Protection For Consumers Is Help For Us All

December 18, 2009 by · Leave a Comment
Filed under: Bond Regulation 

As much as we all hate bureaucracy and its associated expense, a “Consumer Financial Protection Agency” may be a good idea.  Truth be told, there are many well-educated Americans who lack even a rudimentary understanding of finance.  (A business executive was once overheard saying that he wasn’t going to refinance because he didn’t want to lose all that interest he had paid to his mortgage company).

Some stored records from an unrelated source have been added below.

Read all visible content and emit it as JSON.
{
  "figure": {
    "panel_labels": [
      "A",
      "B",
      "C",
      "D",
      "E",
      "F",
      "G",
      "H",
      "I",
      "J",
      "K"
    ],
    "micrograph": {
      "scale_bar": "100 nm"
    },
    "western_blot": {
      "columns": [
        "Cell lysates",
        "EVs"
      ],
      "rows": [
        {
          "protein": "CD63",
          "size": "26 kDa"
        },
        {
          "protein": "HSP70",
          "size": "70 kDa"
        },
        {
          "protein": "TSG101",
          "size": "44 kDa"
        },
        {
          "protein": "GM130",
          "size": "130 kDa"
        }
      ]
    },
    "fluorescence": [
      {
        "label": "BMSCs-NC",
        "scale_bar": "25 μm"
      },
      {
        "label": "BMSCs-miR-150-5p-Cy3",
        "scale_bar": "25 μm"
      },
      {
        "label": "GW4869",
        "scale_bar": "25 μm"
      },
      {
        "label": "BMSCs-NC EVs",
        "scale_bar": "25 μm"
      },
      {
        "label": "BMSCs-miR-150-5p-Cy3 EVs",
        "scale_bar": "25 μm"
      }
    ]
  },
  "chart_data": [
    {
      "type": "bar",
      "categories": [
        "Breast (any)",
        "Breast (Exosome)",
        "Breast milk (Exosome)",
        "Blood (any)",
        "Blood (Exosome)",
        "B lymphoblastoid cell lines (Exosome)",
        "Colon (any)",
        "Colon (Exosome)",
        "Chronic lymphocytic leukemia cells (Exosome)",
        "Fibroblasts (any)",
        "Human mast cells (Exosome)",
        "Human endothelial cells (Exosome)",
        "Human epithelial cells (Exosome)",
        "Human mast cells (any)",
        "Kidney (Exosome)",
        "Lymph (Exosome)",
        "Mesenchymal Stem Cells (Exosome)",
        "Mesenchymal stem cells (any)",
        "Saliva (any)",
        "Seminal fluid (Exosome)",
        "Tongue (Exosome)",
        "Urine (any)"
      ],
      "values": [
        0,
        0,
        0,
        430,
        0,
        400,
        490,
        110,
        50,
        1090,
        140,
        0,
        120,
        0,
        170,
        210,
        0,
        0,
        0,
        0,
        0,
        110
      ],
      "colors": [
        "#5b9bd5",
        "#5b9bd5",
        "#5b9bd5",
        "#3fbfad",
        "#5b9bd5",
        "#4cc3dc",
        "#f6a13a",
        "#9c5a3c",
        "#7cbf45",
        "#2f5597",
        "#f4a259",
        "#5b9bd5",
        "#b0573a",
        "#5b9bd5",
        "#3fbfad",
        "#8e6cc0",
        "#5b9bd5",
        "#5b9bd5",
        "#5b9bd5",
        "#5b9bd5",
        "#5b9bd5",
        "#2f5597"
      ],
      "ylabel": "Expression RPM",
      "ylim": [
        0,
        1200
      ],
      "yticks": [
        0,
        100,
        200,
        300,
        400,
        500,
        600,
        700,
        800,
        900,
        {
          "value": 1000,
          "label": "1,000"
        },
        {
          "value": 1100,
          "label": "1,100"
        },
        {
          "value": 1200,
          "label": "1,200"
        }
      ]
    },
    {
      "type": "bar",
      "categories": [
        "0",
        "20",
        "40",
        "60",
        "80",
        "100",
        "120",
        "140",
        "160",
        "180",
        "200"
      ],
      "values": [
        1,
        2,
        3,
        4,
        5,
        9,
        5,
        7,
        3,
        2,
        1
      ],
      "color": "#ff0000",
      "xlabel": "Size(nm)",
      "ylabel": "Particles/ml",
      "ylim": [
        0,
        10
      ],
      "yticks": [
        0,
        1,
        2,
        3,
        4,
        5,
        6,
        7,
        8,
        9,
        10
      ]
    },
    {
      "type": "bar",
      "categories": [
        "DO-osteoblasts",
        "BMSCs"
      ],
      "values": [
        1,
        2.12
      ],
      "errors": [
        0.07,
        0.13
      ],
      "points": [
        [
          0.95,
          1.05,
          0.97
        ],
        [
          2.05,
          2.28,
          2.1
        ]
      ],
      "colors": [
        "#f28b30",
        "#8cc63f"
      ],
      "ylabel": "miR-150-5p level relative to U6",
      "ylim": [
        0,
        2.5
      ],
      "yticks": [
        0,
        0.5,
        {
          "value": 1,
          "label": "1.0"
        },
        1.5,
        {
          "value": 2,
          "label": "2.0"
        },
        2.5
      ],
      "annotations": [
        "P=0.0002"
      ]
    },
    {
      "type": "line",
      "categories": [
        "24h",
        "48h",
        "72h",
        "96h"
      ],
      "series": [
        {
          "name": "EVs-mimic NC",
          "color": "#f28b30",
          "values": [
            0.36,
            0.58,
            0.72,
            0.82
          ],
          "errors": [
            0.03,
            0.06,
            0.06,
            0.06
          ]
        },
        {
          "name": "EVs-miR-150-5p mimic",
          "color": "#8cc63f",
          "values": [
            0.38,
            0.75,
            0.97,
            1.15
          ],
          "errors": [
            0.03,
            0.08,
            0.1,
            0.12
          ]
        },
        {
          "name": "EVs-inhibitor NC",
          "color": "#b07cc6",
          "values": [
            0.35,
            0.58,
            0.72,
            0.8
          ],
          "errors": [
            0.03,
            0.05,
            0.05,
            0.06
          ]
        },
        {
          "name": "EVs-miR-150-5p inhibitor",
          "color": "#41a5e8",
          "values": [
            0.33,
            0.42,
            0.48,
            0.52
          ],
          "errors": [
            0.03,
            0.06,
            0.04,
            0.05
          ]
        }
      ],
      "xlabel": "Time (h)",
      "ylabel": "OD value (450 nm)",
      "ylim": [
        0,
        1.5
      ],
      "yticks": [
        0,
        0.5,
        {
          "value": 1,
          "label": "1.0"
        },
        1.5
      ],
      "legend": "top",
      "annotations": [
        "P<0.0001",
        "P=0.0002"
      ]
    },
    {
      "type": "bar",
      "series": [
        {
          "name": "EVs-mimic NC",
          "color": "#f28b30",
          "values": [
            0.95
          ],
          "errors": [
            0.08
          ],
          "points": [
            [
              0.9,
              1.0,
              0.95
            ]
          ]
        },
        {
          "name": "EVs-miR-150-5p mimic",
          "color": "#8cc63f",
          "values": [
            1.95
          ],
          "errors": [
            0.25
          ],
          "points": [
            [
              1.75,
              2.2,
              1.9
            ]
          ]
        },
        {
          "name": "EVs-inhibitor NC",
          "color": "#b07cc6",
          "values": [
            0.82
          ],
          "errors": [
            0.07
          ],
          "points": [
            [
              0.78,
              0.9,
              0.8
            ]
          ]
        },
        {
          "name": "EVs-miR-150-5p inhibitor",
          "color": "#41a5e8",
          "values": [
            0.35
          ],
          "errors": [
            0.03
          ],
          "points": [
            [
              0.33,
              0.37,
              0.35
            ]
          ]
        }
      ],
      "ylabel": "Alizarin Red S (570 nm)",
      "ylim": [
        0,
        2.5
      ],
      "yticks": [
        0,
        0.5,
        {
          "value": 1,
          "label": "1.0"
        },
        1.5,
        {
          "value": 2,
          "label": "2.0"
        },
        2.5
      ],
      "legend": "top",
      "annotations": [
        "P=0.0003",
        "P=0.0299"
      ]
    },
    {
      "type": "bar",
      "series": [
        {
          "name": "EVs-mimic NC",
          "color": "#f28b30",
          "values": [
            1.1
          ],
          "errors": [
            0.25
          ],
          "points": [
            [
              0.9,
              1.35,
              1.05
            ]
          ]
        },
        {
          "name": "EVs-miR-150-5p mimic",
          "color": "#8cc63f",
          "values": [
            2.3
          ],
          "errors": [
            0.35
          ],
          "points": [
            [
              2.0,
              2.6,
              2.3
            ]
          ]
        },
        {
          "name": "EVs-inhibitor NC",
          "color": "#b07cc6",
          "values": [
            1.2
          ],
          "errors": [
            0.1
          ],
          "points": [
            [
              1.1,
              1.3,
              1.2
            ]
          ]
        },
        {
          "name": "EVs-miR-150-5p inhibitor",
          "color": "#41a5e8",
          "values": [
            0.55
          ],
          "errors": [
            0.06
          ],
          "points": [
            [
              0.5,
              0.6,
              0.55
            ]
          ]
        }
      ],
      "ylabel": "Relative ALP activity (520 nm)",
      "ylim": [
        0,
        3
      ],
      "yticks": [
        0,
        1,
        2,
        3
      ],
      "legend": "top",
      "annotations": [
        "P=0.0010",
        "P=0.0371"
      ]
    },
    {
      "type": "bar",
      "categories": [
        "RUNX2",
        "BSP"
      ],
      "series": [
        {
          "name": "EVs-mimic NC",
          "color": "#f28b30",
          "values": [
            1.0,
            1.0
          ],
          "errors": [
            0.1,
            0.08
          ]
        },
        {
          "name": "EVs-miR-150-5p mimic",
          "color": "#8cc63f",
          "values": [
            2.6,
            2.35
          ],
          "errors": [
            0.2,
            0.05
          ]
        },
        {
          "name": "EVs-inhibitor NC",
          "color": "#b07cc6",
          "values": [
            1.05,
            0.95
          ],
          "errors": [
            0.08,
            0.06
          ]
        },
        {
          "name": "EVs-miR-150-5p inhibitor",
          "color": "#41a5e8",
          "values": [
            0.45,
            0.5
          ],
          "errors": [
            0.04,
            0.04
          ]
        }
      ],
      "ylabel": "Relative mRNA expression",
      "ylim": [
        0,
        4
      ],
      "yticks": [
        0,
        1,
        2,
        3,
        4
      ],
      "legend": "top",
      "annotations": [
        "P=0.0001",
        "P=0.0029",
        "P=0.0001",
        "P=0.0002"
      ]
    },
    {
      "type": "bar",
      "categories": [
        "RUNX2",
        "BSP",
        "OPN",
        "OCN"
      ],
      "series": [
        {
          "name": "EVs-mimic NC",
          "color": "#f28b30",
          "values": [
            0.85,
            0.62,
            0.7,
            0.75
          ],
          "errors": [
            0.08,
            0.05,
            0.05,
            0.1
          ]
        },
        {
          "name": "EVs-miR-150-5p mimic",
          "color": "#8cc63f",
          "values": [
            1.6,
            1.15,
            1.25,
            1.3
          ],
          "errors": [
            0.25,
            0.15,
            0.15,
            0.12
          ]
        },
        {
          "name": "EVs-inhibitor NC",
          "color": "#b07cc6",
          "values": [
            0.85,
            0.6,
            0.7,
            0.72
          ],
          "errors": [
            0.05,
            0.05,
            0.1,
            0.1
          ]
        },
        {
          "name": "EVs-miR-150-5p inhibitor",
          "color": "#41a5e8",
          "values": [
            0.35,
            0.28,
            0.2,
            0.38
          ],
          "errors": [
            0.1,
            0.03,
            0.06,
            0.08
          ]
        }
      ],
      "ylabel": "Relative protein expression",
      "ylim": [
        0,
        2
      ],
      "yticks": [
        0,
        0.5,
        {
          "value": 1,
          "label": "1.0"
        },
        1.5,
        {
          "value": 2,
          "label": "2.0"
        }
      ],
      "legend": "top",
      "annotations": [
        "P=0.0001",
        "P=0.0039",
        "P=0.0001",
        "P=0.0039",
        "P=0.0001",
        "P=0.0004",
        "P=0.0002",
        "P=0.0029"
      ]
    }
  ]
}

And there is a huge industry that is more than willing to exploit this lack of knowledge.

Unlike the FDA or the CPSC, however, the “CFPA” can do more than protect just consumers from dangerous products — or more often to protect consumers from themselves.  By helping to assure upfront that debt instruments that eventually get packaged and sold as securities are solid, the CFPA will help us all.

Because the issuer rarely holds loans, we can no longer trust that the person writing the loan will thoroughly vet the applicant. These loan brokers have very little risk, so they have very little incentive to ensure the candidate is creditworthy.  Instead they are more motivated to close as many loans as quickly as they can, regardless of quality.

Preventing the most dangerous loans from ever being made will help to ensure that the toxic loans that make regardless of quality us all sick never get into the system.  Subsequently we can also have greater confidence in the rating agencies’ assessments.  The consumer benefits directly, but we all benefit indirectly from a more reliable securities market.